Museu, uma visita inesquecível

Embaixador da Feambra, Caco Ciocler fala sobre museus

Embaixador da Feambra, Caco Ciocler, ator premiado de TV, cinema e teatro, fala da importância dos museus para a formação cultural do cidadão. Leia os principais trechos da entrevista concedida à Feambra:

Feambra: Você tem alguma história pessoal de visita a museu que tenha ficado na sua memória?

Caco Ciocler
: Olha, toda visita minha a um museu está guardada na minha memória. Guardo o gosto da sacralização que uma visita ao museu nos impõe, deliciosamente. E o gosto da dessacralização, dando lugar a uma espécie de liberdade respeitosa, excitante curiosidade silenciosa, quase infantil. Uma das histórias mais marcantes foi durante minha visita ao Museu do Louvre, em Paris. Lembro-me de percorrer aqueles corredores, completamente extasiado, quando percebi uma aglomeração. De repente, eu estava numa fila gigantesca, sendo arrastado pela multidão e sem poder voltar atrás. Fiquei um bom tempo sem saber o que me esperava naquela pequena sala lotada à minha frente, onde pipocavam flashes e empurrões. Só me restava esperar. Lembro-me de ter chegado ao fundo da sala uns vinte minutos depois. Não conseguia ver nada pela quantidade de braços levantados à minha frente, empunhando câmeras fotográficas de todas as nacionalidades, apontando-as para um pequeno quadro na parede oposta. Levantei minha filmadora e dei um zoom no quadro. A câmera demorou para encontrar o foco automático e foi através de seu pequeno monitor que vi surgir a 'Monalisa'. Era uma imagem familiar, claro, para todos os que estavam naquela sala. Mas confesso que meus olhos marejaram, assim como os de várias outras pessoas ali. Foi uma experiência quase religiosa, uma comunhão diante da concretude da história.

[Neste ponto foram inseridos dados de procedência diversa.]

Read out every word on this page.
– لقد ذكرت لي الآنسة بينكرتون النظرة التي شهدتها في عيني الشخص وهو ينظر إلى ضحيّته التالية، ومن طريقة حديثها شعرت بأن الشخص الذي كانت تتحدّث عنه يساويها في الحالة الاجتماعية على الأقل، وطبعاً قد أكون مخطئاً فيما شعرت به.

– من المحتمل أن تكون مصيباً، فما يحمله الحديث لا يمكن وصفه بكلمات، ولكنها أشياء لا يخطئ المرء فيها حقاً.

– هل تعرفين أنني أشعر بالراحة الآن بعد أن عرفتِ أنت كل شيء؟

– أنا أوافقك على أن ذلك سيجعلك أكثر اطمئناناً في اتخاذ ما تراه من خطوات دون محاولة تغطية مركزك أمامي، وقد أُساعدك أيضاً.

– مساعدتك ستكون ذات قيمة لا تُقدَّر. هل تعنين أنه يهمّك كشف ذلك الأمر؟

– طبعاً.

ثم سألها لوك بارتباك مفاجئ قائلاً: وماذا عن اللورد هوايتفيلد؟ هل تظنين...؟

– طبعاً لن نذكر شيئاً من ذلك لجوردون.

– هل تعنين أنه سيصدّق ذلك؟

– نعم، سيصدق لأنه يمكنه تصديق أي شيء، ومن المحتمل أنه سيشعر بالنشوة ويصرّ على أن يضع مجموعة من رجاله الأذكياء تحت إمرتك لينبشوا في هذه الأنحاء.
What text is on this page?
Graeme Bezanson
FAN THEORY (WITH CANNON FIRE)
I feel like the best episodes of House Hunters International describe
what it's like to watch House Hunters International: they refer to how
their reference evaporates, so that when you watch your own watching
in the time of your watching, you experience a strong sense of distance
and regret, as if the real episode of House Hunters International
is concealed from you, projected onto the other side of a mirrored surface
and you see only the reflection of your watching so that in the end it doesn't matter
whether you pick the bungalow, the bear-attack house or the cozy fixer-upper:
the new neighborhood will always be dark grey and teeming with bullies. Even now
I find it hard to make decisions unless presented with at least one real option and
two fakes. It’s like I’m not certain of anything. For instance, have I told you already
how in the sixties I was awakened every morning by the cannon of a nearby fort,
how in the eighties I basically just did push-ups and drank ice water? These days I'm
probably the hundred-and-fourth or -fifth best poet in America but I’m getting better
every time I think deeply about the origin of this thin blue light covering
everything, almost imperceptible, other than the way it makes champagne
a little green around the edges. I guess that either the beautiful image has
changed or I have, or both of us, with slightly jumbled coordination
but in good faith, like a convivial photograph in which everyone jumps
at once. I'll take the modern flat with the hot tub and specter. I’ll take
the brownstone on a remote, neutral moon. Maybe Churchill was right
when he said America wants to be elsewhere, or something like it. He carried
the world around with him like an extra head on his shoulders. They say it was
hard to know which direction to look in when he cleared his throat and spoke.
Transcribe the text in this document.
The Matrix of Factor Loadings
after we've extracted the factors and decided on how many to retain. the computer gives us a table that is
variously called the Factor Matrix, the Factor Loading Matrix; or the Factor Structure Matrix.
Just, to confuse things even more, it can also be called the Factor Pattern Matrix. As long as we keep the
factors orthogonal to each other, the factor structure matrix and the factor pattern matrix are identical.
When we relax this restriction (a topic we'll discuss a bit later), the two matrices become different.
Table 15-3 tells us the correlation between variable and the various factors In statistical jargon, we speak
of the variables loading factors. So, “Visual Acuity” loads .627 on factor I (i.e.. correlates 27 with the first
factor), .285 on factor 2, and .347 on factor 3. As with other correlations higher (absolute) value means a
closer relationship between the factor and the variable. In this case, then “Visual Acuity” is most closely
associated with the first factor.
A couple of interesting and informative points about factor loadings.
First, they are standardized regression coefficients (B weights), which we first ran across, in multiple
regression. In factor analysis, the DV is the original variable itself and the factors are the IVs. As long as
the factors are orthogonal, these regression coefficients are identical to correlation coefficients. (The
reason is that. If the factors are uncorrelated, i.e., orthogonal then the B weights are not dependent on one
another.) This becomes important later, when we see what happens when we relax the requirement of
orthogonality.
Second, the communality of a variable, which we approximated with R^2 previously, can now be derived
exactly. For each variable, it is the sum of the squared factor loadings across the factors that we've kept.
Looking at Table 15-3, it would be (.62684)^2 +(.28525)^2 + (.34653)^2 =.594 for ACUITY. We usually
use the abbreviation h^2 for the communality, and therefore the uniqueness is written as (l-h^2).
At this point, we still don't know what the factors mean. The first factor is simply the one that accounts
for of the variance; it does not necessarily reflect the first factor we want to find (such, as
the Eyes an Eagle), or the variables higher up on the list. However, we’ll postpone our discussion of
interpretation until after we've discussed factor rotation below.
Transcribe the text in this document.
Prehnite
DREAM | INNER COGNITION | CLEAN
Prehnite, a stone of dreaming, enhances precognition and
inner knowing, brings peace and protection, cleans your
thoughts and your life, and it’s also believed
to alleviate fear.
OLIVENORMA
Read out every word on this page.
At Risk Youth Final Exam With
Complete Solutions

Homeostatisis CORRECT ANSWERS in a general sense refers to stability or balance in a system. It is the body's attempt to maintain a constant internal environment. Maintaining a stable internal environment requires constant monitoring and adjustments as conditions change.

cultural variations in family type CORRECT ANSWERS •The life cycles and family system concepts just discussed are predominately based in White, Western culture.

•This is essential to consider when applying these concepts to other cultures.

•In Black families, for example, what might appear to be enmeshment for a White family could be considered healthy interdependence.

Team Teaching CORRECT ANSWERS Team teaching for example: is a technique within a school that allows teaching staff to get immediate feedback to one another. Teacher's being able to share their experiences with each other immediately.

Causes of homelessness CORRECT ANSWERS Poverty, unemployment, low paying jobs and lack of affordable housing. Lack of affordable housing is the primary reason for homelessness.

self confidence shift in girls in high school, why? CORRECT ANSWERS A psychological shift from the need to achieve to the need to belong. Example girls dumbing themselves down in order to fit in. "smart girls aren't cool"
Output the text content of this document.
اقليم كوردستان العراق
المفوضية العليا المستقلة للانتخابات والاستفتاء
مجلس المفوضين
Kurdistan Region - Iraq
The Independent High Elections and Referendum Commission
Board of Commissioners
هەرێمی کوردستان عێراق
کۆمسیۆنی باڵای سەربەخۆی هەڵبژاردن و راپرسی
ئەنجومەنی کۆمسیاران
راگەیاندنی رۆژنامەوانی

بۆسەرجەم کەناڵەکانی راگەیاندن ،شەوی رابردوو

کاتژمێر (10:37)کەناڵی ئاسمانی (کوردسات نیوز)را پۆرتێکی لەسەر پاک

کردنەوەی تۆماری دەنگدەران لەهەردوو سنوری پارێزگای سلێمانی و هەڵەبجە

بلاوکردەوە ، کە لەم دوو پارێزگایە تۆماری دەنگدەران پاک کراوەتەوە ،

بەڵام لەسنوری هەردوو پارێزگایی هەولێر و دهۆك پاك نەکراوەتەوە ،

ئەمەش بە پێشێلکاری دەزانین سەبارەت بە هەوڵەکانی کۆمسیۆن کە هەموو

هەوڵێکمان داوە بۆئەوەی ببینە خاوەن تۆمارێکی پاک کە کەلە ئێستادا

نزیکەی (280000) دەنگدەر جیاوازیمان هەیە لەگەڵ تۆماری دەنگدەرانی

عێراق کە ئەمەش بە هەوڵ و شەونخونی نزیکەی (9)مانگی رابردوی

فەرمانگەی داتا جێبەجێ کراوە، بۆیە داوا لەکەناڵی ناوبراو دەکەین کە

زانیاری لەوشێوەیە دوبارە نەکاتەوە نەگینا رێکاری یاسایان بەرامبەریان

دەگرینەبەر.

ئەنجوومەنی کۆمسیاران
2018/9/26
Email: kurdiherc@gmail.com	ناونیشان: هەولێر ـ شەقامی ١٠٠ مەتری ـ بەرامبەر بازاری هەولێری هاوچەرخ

F.: Como acha que o museu pode contribuir para a cultura do povo brasileiro?
C.C.: Nesses nossos tempos cibernéticos, eu tenho a sensação de que a gente vem se distanciando cada vez mais da concretude das coisas. Ficção e realidade nunca estiveram tão embaralhadas. Esse limite vem sendo tema cada vez mais pesquisado por diversas áreas culturais. O museu nos devolve essa concretude. O museu nos devolve as pinceladas além do quadro, nos devolve o suor do artista. Nossa finitude. Proporciona nosso 'religare' com a raça humana e sua história.
Sendo um programa tão enriquecedor e extremamente econômico, torna-se um poderoso e possível alimento à alma do povo brasileiro, tão afastado do universo cultural mundial.

F.: Qual sua opinião sobre a importância de uma entidade como a Feambra?
C.C.: A Feambra chama para si a responsabilidade não só de ajudar a cuidar dos museus como de revitalizar o circuito de museus brasileiros, no sentido de aumentar o turismo cultural, para nós e para os turistas estrangeiros. Ela trabalha para que o brasileiro e os turistas estrangeiros incluam os museus no seu dia-a-dia, em suas viagens a negócios ou lazer, assim como fazemos quando vamos ao exterior. A Feambra trabalha para aproximar o cidadão dos museus.